Clinically, VPTs appear as an elevated pink and yellow vascular mass in the peripheral retina with associated subretinal exudation, which may be extensive. These lesions lack the prominent dilated feeder vessels typically seen in RCHs (Fig 18-6). Macular fibrosis, epiretinal membranes, cystoid macular edema, and subretinal fluid may lead to vision loss. Histologically, VPTs are composed of a mixture of glial cells and a network of fine capillaries with some larger dilated blood vessels.
Treatment of VPTs is notoriously difficult. Small peripheral VPTs that lack significant exudate or maculopathy may be managed with periodic observation. First-line treatment of symptomatic tumors generally involves triple freeze–thaw transconjunctival cryotherapy; repeated treatments are often required. Other treatment options include plaque brachytherapy, laser photocoagulation, and PDT. The use of anti-VEGF agents and intraocular steroids has been described. Chronic cases may require vitrectomy with membrane peel.
Shields CL, Shields JA, Barrett J, De Potter P. Vasoproliferative tumors of the ocular fundus. Classification and clinical manifestations in 103 patients. Arch Ophthalmol. 1995;113(5):615–623.

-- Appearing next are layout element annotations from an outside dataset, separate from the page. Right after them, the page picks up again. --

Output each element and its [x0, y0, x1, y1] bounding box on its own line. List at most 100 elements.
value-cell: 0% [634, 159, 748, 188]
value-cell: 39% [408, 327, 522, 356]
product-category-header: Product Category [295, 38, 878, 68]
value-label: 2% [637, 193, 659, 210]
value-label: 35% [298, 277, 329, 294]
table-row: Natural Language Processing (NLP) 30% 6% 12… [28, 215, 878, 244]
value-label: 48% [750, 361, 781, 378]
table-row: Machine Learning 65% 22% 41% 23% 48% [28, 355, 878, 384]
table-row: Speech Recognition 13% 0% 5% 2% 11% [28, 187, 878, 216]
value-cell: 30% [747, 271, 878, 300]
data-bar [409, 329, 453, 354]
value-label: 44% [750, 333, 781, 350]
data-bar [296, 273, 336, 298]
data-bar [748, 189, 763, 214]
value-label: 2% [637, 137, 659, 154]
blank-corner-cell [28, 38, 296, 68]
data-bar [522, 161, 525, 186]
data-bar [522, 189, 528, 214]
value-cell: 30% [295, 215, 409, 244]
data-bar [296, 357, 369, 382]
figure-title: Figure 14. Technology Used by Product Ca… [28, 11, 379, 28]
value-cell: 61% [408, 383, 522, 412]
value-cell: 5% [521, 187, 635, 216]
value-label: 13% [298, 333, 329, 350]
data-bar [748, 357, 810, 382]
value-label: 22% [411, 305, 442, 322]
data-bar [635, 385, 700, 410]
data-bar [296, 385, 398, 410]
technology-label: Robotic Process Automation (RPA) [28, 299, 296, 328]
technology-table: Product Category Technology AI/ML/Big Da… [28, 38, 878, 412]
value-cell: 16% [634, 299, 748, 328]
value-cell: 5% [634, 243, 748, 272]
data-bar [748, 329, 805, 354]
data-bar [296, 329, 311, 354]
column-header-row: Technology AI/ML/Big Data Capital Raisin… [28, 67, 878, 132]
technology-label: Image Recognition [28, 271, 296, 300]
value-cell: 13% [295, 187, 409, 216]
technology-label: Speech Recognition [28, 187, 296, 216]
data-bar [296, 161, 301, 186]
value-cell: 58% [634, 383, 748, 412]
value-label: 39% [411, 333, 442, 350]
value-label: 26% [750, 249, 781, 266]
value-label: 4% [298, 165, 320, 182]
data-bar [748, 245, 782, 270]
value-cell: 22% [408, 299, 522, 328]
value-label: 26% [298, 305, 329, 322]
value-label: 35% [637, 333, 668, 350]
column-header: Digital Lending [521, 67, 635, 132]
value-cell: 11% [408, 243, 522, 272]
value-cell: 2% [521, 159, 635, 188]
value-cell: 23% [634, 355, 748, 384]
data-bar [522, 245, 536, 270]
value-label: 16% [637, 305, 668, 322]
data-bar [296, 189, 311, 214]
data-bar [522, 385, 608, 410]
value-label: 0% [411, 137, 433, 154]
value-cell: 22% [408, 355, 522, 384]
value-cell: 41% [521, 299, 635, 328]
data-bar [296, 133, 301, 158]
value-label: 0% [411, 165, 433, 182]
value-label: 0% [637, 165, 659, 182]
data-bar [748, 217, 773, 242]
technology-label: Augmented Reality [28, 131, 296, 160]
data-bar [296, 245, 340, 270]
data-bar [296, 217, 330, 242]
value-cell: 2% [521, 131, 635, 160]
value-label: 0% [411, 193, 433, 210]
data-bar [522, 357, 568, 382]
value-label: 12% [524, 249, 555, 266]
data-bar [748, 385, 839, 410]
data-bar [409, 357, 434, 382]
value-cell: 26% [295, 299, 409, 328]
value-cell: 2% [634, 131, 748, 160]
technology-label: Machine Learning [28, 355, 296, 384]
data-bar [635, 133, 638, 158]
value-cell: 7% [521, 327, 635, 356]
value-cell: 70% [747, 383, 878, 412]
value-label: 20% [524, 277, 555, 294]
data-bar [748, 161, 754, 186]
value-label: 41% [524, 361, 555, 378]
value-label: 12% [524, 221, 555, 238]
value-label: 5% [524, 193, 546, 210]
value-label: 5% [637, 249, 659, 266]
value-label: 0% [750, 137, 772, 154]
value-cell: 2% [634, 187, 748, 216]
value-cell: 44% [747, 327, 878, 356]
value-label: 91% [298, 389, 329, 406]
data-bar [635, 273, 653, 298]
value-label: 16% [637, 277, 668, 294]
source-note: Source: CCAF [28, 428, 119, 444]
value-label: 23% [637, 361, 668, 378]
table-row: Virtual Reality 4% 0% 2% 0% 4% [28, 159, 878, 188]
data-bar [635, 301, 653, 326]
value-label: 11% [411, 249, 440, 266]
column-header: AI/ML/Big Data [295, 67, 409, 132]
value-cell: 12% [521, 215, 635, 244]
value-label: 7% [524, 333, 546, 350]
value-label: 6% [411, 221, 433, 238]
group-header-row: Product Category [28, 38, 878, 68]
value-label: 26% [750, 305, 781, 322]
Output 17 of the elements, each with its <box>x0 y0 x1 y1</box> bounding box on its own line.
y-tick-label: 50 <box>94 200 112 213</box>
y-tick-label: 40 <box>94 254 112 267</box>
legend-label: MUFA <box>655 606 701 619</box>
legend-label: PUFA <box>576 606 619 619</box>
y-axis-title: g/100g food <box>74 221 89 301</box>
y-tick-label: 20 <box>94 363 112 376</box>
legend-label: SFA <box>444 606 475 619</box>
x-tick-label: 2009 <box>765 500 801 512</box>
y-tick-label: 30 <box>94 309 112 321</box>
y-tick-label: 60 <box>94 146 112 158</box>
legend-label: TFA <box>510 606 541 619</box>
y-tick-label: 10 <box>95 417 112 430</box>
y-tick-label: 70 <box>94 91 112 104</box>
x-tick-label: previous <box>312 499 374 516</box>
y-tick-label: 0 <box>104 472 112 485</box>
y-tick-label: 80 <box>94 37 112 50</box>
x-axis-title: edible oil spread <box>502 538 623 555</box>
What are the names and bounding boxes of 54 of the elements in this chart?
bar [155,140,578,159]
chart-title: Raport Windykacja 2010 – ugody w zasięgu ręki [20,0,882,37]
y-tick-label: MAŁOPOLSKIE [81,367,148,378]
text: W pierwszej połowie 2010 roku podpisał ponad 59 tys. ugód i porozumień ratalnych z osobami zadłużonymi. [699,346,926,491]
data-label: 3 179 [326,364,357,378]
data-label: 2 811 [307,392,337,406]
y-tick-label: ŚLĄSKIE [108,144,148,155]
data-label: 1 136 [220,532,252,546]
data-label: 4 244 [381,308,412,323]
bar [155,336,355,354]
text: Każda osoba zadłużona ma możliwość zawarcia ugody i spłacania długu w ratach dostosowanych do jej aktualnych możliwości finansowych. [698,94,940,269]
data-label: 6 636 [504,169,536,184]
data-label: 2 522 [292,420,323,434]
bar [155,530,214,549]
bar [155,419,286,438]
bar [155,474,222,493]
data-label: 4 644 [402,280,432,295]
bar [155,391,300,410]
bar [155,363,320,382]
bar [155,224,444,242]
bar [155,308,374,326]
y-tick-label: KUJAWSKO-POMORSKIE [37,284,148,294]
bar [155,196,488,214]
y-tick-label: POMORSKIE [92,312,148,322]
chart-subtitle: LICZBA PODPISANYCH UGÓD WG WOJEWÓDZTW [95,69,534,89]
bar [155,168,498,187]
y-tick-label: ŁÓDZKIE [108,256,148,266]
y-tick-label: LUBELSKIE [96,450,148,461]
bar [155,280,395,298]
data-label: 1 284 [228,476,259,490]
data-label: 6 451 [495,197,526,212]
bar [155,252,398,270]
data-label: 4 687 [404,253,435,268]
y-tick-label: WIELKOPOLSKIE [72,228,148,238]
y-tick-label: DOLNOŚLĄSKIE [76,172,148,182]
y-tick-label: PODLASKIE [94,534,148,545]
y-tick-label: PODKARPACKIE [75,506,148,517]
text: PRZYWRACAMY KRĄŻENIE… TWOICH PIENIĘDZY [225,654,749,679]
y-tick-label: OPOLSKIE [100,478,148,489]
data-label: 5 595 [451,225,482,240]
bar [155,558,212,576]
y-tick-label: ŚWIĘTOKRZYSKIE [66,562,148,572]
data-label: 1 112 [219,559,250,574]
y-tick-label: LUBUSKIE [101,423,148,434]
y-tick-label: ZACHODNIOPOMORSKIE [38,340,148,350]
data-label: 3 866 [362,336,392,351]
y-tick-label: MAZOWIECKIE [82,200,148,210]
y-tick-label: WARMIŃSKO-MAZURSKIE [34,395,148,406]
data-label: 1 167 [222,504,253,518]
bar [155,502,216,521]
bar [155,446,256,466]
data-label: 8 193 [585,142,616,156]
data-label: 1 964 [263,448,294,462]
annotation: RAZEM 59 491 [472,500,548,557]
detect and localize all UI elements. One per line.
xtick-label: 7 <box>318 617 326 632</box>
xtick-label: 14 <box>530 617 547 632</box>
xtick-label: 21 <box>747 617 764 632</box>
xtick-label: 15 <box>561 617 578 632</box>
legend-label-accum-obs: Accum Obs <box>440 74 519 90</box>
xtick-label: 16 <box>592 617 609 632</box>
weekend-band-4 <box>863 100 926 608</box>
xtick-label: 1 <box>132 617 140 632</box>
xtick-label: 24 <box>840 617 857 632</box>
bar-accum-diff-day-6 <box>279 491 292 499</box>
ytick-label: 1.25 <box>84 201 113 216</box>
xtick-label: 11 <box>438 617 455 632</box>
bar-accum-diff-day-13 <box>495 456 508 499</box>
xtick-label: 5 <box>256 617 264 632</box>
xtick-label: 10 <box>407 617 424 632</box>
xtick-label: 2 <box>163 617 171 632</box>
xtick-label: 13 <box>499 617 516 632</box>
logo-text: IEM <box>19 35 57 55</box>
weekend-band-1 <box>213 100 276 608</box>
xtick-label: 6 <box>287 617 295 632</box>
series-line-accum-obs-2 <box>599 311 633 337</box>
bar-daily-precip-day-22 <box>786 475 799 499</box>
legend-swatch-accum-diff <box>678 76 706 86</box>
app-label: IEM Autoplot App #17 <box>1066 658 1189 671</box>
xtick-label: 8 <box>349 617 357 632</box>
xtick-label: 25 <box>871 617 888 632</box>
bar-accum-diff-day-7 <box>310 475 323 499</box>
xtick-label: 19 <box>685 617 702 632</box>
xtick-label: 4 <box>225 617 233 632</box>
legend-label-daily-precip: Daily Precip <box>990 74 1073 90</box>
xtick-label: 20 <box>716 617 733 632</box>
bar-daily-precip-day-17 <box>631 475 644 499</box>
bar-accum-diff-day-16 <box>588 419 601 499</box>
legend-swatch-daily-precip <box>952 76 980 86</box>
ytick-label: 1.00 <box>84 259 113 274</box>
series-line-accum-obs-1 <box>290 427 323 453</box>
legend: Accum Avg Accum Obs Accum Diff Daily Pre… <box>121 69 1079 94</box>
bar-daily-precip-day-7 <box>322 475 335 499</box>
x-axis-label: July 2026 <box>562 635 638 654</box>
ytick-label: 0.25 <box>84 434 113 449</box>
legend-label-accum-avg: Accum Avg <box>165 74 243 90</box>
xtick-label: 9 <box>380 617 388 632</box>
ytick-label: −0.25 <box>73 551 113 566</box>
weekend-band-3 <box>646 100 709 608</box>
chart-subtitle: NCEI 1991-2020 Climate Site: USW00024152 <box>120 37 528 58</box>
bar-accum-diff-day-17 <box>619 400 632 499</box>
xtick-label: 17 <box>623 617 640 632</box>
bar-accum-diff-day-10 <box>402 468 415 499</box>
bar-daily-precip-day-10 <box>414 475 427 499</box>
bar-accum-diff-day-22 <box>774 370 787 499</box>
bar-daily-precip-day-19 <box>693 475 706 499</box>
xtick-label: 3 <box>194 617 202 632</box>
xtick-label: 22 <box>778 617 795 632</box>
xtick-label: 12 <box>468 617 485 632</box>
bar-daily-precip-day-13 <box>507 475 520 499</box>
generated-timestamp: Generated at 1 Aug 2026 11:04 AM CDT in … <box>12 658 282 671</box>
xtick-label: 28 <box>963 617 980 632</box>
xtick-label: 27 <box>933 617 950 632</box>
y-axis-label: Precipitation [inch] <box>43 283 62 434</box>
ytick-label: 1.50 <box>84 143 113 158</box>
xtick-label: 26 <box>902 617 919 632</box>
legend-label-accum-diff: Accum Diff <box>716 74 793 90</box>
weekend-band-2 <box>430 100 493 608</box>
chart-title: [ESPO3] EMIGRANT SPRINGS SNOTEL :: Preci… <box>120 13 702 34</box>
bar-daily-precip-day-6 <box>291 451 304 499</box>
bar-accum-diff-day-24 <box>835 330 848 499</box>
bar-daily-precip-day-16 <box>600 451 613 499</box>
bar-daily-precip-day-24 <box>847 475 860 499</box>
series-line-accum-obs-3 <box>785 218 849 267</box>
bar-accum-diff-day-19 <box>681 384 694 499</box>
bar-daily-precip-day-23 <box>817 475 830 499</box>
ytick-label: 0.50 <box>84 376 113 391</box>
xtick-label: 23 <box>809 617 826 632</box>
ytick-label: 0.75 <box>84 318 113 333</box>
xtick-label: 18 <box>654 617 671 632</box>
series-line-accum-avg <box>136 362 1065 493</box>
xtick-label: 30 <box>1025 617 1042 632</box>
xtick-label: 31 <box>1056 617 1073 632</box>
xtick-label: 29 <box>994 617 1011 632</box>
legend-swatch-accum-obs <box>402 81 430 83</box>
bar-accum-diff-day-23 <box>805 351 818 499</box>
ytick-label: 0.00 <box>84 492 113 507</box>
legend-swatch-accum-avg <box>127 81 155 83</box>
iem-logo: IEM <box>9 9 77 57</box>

Figure 18-6 Vasoproliferative tumor (VPT). A, Color fundus photograph shows a VPT in the temporal periphery of the right eye (arrow). The tumor appears as a pink and yellow elevated mass with tortuous internal vasculature and associated subretinal fibrosis and exudate (asterisks).B, B-scan ultrasonographic image demonstrates a heterogeneous, amorphous elevated mass (arrow). There is an associated retinal detachment (between arrowheads), which is not uncommon. C, Fluorescein angiogram highlights the internal vascular component of the tumor that demonstrates significant hyperfluorescent staining; late leakage is common. Loss of retinal vasculature is seen in the area of previous cryotherapy treatment (asterisk).D, OCT shows subretinal fluid tracking under the fovea, an epiretinal membrane, and significant foveal distortion.